New Jersey drivers will start seeing new licenses next month as the state starts rolling out stricter federally-mandated standards known as the "TRU-ID."

The federal changes were a response to the Sept. 11, 2001, terrorist attacks to tighten security and crack down on identity theft after it was found that it was too easy to get fake drivers licenses in the U.S. because states didn't have uniform standards.

A current New Jersey driver license or non-driver ID will continue to be valid as identification for federal purposes:

Until December 1, 2014 for individuals born after December 1, 1964

Until December 1, 2017 for everyone else

After the 2014 and 2017 dates, federal agencies will no longer accept a driver license or ID card unless it is REAL ID-compliant. This means an individual will not be allowed to board commercial flights or enter federal facilities unless he or she has a REAL ID-compliant or other document acceptable to the federal government, such as a U.S.-issued passport.

Documents must show proof of a valid social security number, legal identity, legal presence in the U.S. and proof of a principal residence, said Ray Martinez, Chief Administrator at the New Jersey Motor Vehicle Commission.

Some documents accepted under the 6-point ID program won't do for Tru-ID.

For example, new drivers used to be allowed to present high school and college transcripts to prove identity. U.S. passports, even if expired, were acceptable.

Now, only valid U.S. passports will be allowed. Documents such as military cards and gym memberships will no longer be accepted.

To accommodate the state's six million drivers, Martinez says they are phasing in the new licenses by date of birth.

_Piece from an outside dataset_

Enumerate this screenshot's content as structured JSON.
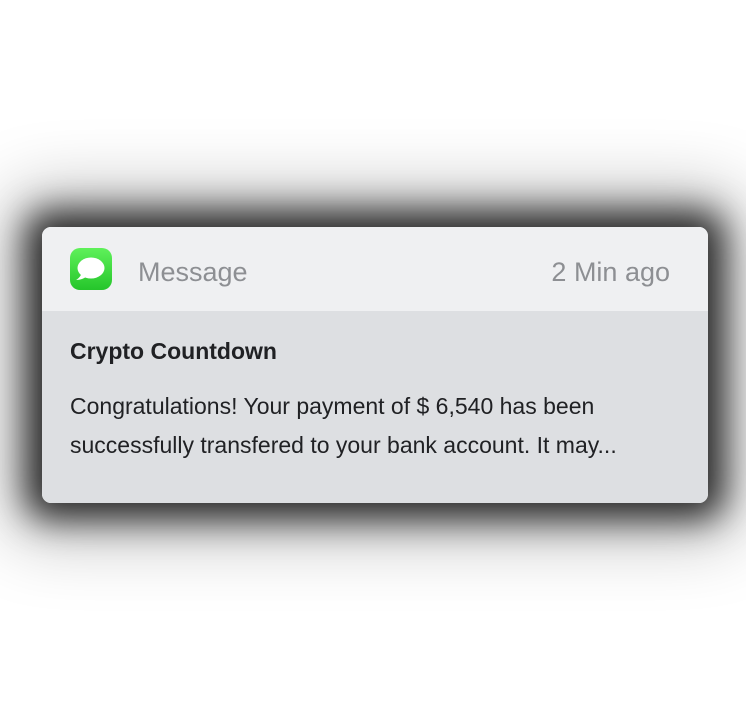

"If you are born after December 1st, 1964, you will have to come into Motor Vehicle's and comply with the federal Real-ID requirements."

However, if you were born before that date, Martinez says you can "skip the trip" to the MVC and they will mail you a license renewal form. The new license will be good for four years, but will not be federally compliant.

Martinez says they are doing this to alleviate the traffic at the state's MVC offices.

"The good news is either way you are going to be able to skip a trip coming into our eight years if you were born after 1964, and right now if you were born before 1964."

New Jersey becomes the 8th state to implement the new federal license.

Martinez said he has spoken to other states that have rolled out the new licenses already. "While I expect some resistance here and some folks who won't have the right papers, I think if people read the letters we send them, follow the instructions and bring the right forms with them, it really won't be much different than the 6-points of ID they were used to bringing."

Tru-ID licenses will be good for eight years and cost $48, the same per-year price of the current four-year licenses.